Franchement, il s’agit, au mieux, d’un non-évènement, qui interessera certainement la direction du PS, voire les encartés.
Mais est-ce bien là le rôle de rue89, que de savoir si les status du PS prévoyaient la politique d’ouverture de Sarkoko?
ON S’EN FOUT!
Parlons un peu de cette ouverture, et de ces résultats (et absence de). Parlons, de manière systématique, claire, chiffrée autant que possible, des errements du gouvernement. Parlons du fond, pas de la forme. Les statuts du PS, je m’en fous. La promenade de Sarko chez Mickey, encore plus.
Et puis un parti n’est qu’un outil - qu’on arrête de se poser la question de sa refondation, ou de sa politque interne. Mais parlons de ses propositions, plutôt que de dire que le PS est inaudible. Et si vraiment ses idées sont dépassées, ou s’il n’en a plus, qu’il disparaisse. Si les gens ne se reconnaissent plus dans ce parti, qu’ils aillent voir ailleurs: il existe d’autres partis.

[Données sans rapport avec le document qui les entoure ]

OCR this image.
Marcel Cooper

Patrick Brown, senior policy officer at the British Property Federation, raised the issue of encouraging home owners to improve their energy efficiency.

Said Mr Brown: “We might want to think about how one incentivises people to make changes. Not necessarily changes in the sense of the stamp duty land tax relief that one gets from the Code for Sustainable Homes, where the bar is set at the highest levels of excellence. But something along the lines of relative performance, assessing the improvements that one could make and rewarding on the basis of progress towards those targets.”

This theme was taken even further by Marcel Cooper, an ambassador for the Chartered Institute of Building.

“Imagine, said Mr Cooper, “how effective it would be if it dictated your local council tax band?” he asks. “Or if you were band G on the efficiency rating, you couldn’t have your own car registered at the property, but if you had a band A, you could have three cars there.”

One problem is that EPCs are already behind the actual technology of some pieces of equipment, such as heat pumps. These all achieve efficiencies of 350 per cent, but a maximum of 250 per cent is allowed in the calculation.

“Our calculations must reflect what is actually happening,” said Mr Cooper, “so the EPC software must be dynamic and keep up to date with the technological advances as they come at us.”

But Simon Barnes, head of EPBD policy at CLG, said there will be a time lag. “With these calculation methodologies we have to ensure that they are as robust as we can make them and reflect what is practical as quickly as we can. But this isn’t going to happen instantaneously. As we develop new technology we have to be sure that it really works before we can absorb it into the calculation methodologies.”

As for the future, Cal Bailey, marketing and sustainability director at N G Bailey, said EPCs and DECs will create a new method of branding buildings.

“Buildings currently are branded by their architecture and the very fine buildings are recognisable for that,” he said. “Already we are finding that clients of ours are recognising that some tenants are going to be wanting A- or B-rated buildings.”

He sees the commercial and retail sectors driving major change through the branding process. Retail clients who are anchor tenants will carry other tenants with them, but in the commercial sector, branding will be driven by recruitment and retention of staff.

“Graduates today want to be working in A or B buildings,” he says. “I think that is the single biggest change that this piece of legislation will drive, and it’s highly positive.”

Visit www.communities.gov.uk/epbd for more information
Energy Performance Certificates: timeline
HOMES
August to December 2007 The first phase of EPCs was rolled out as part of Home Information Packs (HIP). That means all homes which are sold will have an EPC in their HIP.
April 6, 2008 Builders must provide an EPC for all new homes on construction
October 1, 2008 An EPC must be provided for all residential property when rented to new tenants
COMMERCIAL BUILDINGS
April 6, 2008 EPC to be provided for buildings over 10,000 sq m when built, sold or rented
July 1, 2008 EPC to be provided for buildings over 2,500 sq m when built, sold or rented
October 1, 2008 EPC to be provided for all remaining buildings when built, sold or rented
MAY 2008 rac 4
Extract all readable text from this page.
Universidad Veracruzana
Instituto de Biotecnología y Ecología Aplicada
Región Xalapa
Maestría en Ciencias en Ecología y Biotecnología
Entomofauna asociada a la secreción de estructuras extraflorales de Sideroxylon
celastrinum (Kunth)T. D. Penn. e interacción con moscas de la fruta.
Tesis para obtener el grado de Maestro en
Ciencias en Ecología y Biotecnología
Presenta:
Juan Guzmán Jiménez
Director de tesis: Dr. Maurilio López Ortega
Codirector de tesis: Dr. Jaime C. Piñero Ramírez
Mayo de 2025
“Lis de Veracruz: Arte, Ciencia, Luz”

Et s’ils ne trouvent pas ce qu’ils cherchent, qu’ils en fondent d’autres!
Et que rue89 en parle, de ces autres partis, de ces solutions alternatives; et là aussi, de manière claire, chiffrée, réfléchie, qu’on contredise, qu’on argumente, qu’on s’engueule un peu s’il le faut!
Mais grand dieu qu’on arrête de se poser la question de savoir si les Kouchner & Co tombaient sous le coup de l’article 11-19!!!

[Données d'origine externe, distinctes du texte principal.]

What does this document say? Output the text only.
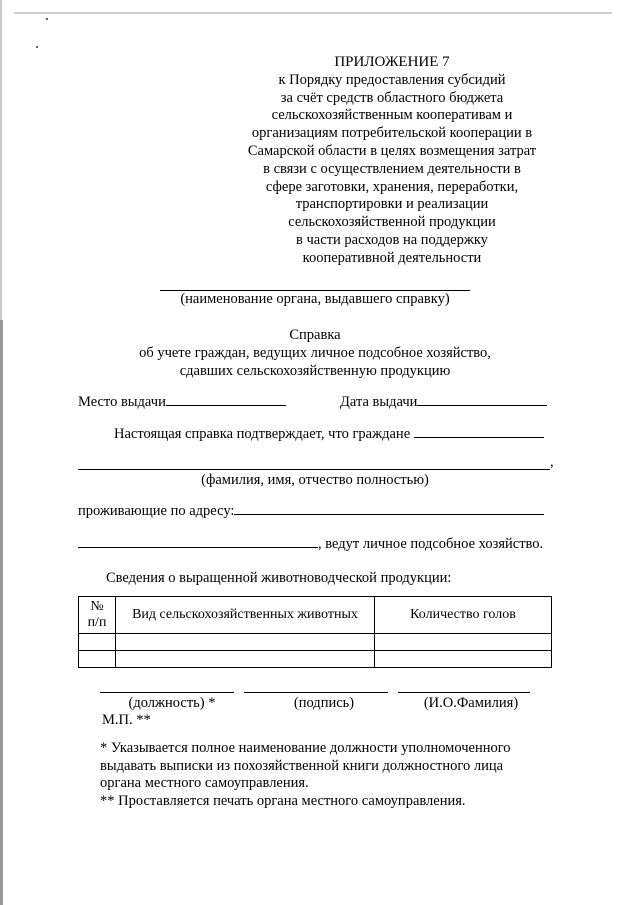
ПРИЛОЖЕНИЕ 7
к Порядку предоставления субсидий
за счёт средств областного бюджета
сельскохозяйственным кооперативам и
организациям потребительской кооперации в
Самарской области в целях возмещения затрат
в связи с осуществлением деятельности в
сфере заготовки, хранения, переработки,
транспортировки и реализации
сельскохозяйственной продукции
в части расходов на поддержку
кооперативной деятельности
(наименование органа, выдавшего справку)
Справка
об учете граждан, ведущих личное подсобное хозяйство,
сдавших сельскохозяйственную продукцию
Место выдачи	Дата выдачи
Настоящая справка подтверждает, что граждане
,
(фамилия, имя, отчество полностью)
проживающие по адресу:
, ведут личное подсобное хозяйство.
Сведения о выращенной животноводческой продукции:
№
п/п	Вид сельскохозяйственных животных	Количество голов

(должность) *	(подпись)	(И.О.Фамилия)
М.П. **

* Указывается полное наименование должности уполномоченного

выдавать выписки из похозяйственной книги должностного лица

органа местного самоуправления.

** Проставляется печать органа местного самоуправления.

Le PS me fait penser à ces fins de banquets ratés où la gueule de bois le dispute au happening ou aux larmes. On ne sait plus trop ce qu’on dit ni ce qu’on fait là. Il y a les tonitruants de la petite phrase qu’on a vite fait d’oublier, les empâtés de la langue qui ne peuvent même plus articuler parce que ça leur donne envie de vomir, les acharnés du tango qui s’essoufflent entre pas en avant et pas en arrière, les vieux ramollos qu’on n’écoute même plus ce que leurs pauvres mains racontent.
Il y a ceux qui s’écartent discrètement de la sauterie, ceux qui y restent parce que rien ne leur convient mais qui adorent critiquer, ceux qui cherchent vainement le menu qui les a incité à venir, ceux qu’on voudrait bien à l’orchestre mais qui ne veulent pas monter sur l’estrade, ceux qui pousseraient bien la chansonnette mais qu’on a assez entendu, les nostalgiques d’on ne sait trop quoi, les avachis, les disparus qui ont fini les fonds de verre, et, enfin, les exclus que les videurs propulsent au grand air.

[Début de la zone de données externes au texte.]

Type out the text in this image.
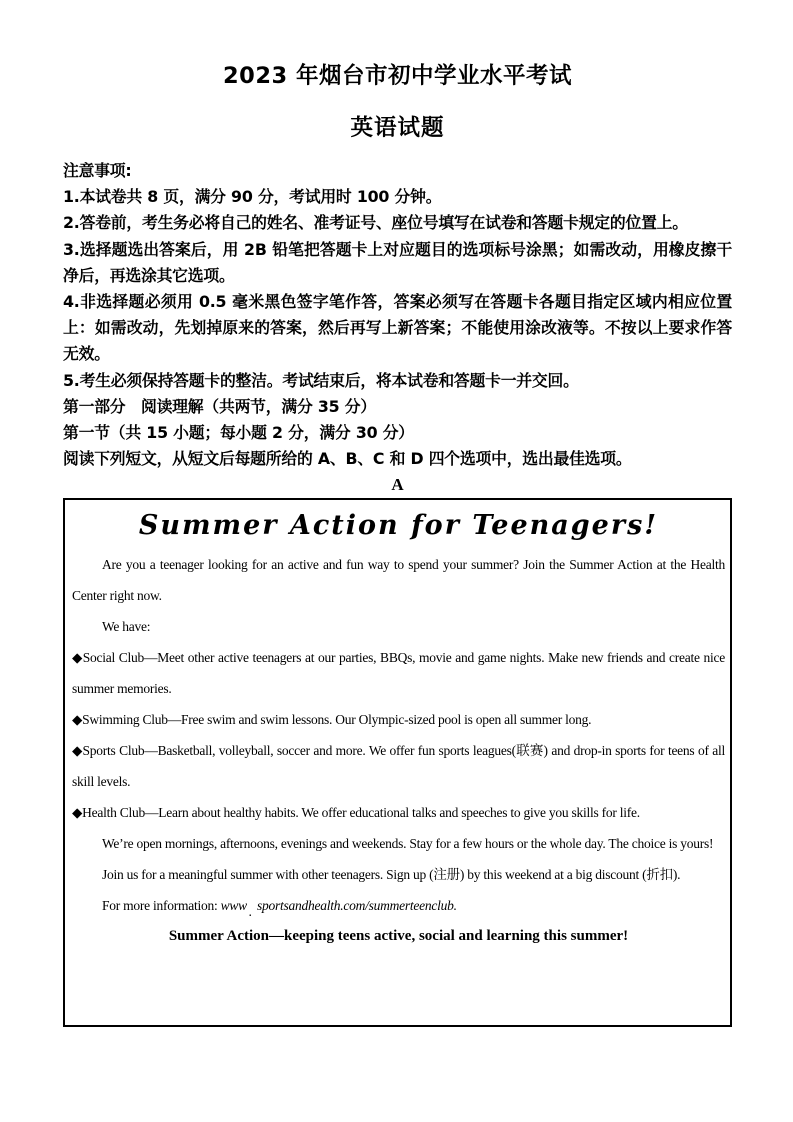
2023 年烟台市初中学业水平考试
英语试题

注意事项:

1.本试卷共 8 页，满分 90 分，考试用时 100 分钟。

2.答卷前，考生务必将自己的姓名、准考证号、座位号填写在试卷和答题卡规定的位置上。

3.选择题选出答案后，用 2B 铅笔把答题卡上对应题目的选项标号涂黑；如需改动，用橡皮擦干净后，再选涂其它选项。

4.非选择题必须用 0.5 毫米黑色签字笔作答，答案必须写在答题卡各题目指定区域内相应位置上：如需改动，先划掉原来的答案，然后再写上新答案；不能使用涂改液等。不按以上要求作答无效。

5.考生必须保持答题卡的整洁。考试结束后，将本试卷和答题卡一并交回。

第一部分　阅读理解（共两节，满分 35 分）

第一节（共 15 小题；每小题 2 分，满分 30 分）

阅读下列短文，从短文后每题所给的 A、B、C 和 D 四个选项中，选出最佳选项。

A

Summer Action for Teenagers!

Are you a teenager looking for an active and fun way to spend your summer? Join the Summer Action at the Health Center right now.

We have:

◆Social Club—Meet other active teenagers at our parties, BBQs, movie and game nights. Make new friends and create nice summer memories.

◆Swimming Club—Free swim and swim lessons. Our Olympic-sized pool is open all summer long.

◆Sports Club—Basketball, volleyball, soccer and more. We offer fun sports leagues(联赛) and drop-in sports for teens of all skill levels.

◆Health Club—Learn about healthy habits. We offer educational talks and speeches to give you skills for life.

We’re open mornings, afternoons, evenings and weekends. Stay for a few hours or the whole day. The choice is yours!

Join us for a meaningful summer with other teenagers. Sign up (注册) by this weekend at a big discount (折扣).

For more information: www . sportsandhealth.com/summerteenclub.

Summer Action—keeping teens active, social and learning this summer!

Ils manquaient au tableau ceux-là. Mais il suffisait d’attendre. Sarko l’a rêvé. Hollande l’a fait.
Même dans ses fantasmes les plus fous Notre Seigneurie (NS) n’aurait jamais osé rêver d’un tel champ de ruine pour asseoir et booster l’UMP.
Je ne comprendrai jamais notre PS national. Apres une telle défaite, l’objectif est clair: pour gagner il faut un seul leader, tres tot pour que lopinion le voit, une seule ligne, une machine, un projet. Ce qui nempeche pas des tensions éviemment. mais cela est une nécesité. Or que vois je??? Le congres est pour fin 2008, et le parti vire tt des dissidents qui auront une expréience du pouvoir. Le parti continu a régler des comptes. A la fin des présidentielles, pouruqoi na til pas convoqué une réunion extraorddinaire, fais le point, virer toutes les mouvances dextreme gauche qui ont contribué a faire perdre Royal car certains projets (SMIC a 1500, soutien a la demande quasi exclusivement, diabolisation des entreprises et de la droite et du centre) apparaisaient non réalistes pour l’opinion. Au lieu de ca, quavons nous? Tjrs les consensus mous, tjrs ces blaireaux de Fabius, Mélanchon, Emmanuelli, Bartelone qui, chauqe, jour, contribue a préparer la future défaite de 2012. Virons les, rapprochons nous du centre, établissons un projet cohérent en tous points, comme les autres PS deurope!!!!! Que nous apporte la posture gauchiste sinon l’échec: cest l’ump qui fait les réformes. Au moins, a l’étranger, les PS les font ces réformes. Soyons pragmatiques: plutoit que detre ds lopposition, choisisoons le pouvoir!!!